On March 13, Dehong police detained traffickers who were transporting 303 endangered animals, including 82 elongated tortoises and 74 wattle-necked softshell turtles.
The bust came two days after the police had learned that a Myanmar gang had snatched wild animals near Myanmar's border with China. They were preparing to smuggle them into China in an SUV disguised as an emergency vehicle that was ostensibly to be used to respond to an earthquake in Yunnan's Yingjiang county.
The suspect vehicle was stopped in Mangshi, capital of Dehong prefecture, and the driver, whose surname was Song, was detained along with the animals.
A trafficker who identified himself only as Ling said: "In Myanmar, wildlife hunting is rampant because of the country's internal chaos, and there are many professional traffickers who either hire villagers to illegally hunt animals in forests bordering China or collect the animals at black markets."

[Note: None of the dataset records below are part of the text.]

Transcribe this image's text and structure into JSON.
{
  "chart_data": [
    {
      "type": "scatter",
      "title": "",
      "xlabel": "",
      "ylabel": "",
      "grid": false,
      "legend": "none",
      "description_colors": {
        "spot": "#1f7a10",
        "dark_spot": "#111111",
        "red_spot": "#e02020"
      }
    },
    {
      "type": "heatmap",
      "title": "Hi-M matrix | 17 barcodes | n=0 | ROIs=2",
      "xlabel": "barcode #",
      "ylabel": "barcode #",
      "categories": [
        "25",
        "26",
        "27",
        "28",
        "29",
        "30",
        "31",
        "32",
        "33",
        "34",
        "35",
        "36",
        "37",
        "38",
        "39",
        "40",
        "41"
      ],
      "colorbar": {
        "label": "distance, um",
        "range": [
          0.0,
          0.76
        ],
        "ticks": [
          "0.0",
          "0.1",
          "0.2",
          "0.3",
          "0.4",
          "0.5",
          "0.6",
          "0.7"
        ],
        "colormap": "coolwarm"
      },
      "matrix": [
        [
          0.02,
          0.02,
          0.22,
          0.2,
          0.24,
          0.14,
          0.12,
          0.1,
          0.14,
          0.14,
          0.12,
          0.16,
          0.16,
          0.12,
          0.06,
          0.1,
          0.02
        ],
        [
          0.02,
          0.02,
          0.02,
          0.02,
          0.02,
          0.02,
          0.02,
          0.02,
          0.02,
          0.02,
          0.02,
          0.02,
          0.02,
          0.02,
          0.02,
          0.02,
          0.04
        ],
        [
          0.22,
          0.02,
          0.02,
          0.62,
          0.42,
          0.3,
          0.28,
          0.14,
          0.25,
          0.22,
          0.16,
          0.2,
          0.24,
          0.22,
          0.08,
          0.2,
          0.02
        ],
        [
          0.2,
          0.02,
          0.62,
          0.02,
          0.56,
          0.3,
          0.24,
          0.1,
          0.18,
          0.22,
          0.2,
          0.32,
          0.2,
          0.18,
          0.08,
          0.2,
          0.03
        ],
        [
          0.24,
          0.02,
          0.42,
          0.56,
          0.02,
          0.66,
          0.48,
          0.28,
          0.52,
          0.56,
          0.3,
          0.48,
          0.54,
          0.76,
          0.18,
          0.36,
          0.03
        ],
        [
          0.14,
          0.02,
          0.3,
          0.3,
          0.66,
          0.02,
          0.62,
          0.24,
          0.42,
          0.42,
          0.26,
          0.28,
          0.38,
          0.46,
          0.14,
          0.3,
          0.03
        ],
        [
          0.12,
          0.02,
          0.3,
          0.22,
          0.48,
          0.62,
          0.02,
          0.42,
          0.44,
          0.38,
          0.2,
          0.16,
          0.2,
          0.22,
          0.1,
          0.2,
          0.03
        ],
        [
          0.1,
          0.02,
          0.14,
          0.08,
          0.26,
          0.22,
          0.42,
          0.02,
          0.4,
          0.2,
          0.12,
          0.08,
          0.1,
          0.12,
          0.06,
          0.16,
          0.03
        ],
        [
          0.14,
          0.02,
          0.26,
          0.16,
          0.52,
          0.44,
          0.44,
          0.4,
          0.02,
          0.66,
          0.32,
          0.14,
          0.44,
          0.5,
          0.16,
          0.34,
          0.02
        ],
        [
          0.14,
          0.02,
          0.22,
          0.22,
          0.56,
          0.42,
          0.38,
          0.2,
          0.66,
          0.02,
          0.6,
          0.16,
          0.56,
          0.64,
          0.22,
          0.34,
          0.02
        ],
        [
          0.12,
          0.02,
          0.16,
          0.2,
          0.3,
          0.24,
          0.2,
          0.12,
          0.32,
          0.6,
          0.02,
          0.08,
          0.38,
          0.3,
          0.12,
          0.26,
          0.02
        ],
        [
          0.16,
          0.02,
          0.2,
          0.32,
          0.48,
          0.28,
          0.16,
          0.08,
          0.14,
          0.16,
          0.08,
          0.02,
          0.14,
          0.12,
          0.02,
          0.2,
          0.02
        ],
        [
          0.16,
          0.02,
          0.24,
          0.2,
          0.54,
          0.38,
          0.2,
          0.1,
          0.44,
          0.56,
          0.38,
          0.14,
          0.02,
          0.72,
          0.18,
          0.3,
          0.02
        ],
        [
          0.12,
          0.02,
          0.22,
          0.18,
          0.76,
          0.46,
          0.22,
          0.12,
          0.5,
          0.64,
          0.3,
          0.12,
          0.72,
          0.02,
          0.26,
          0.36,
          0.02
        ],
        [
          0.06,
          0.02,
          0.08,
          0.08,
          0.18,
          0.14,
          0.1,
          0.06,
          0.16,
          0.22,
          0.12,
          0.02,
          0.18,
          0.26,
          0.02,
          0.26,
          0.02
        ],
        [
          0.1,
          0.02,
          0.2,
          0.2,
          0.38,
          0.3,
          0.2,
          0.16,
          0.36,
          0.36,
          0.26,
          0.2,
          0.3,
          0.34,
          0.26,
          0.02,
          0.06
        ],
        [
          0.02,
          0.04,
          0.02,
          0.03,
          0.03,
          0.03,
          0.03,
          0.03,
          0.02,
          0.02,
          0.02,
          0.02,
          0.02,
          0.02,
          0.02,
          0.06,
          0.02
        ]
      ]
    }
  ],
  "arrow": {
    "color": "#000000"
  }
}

Yunnan province's dense forests, often found high in the mountains, are home to more than 2,000 species of rare wild animals and plants.
"It's our duty and unshirkable responsibility to protect the environment in Southwest China," Dong said.
He acknowledged, though, that the task is rife with difficulties.
"Our police force is so small," he said. "There are only 200 police officers to defend the entire forest area in Dehong."
And because of the unstable political situation in Myanmar, China has yet to form a pact with the country to combat wildlife trafficking across borders.